Altı üstü yereldir halbuki, bu kadar kasmanın ne anlamı olabilir? Bir muhtar adayının, belediye başkan adayının, meclis üyesi adayının bir semte, bir şehre duyduğu aşktan, sevgiden bize ne deyip geçilebilir. Durumu Çanakkale kadar olmasa da geçilmez yapan mesele alayının sokak serserisine bağlayan kimi politikacılara öykünüp gaza gelmesidir. ‘Laz’ı, Kürt’ü, Alevisi, Arnavut’u, Çerkez’i / Gümülcine Rodopi’nin merkezi’ cinsinden kendince çok işlevsel ve hamasi bir slogana sarılan muhtar adayı, mahalledeki Türkleri ve Sünnileri görmezden geldiğinin farkında bile olmasa gerektir. Şimdi bu sözünü ettiği ırk ve mezheplerin tanıdığımız, bildiğimiz mahallenin nüfusundaki payı nedir diye sorsanız toplamı yüzde beşi bulmayacaktır. Gaza gelip kimi politikacılara öykünmek yüzde doksanbeşi heba etmekle sonuçlanır ki aşk, sevgi, birliktelik ve dahi hamaset söylemleri yerini çaresizliğin getirisi hakaret, tehdit evrenine terk edecektir.

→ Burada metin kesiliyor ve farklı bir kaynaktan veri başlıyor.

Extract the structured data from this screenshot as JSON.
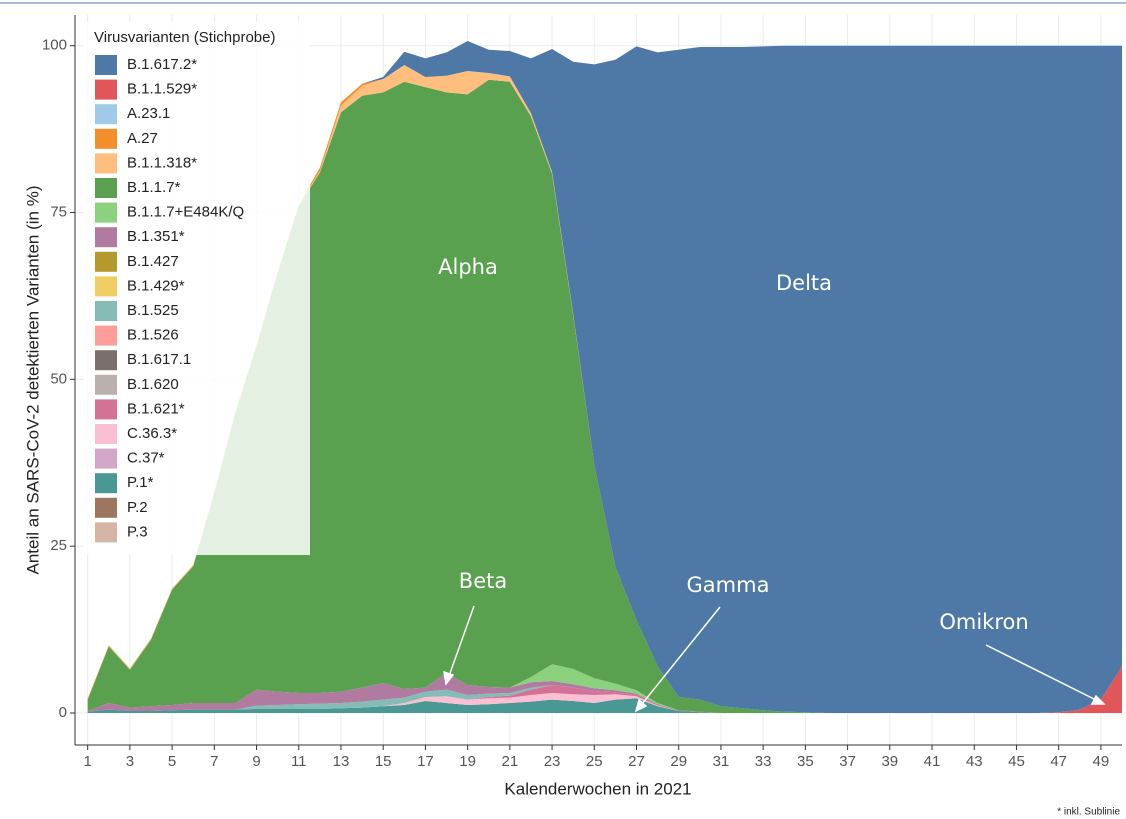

Belki o sevgiyle başlayan, nefrete evrilen söylemlerin de haklı bir gerekçesi bulunur. Özellikle sevdiğini alamayacağını düşünen, sevdiğinin kendisini sevmediğini öğrenen, sevdiğinin başkasına meyli olduğunu fark edenlerin ruh haliyle ‘Ya benimsin, ya kara toprağın!’ tehdidine sığınılmış olabilir. Bu durum gözü karalıktan sayılmaz, aksine hayal kırıklığı, elim bir cinnet halidir. Ki böyle bir ihtimal de sevgiliye kavuşmak umudunu hepten yitirmeye yol açar. Zira hiçbir sevilen ruhsal rahatsızlık geçirdiğine şahit olduğu birine pas vermeyecektir. Gemiler ve gemicikler yakılmış, ancak yandığıyla kalmış olacaktır. Öyle umulur. Umulanla karşılaşılmayabilir. Yıllardır süregeldiği, süre geçtiği, geçmeyip kaldığı gibi olabilir. Velhasıl onlar seçer, biz çekeriz kardeşim deyiveririz.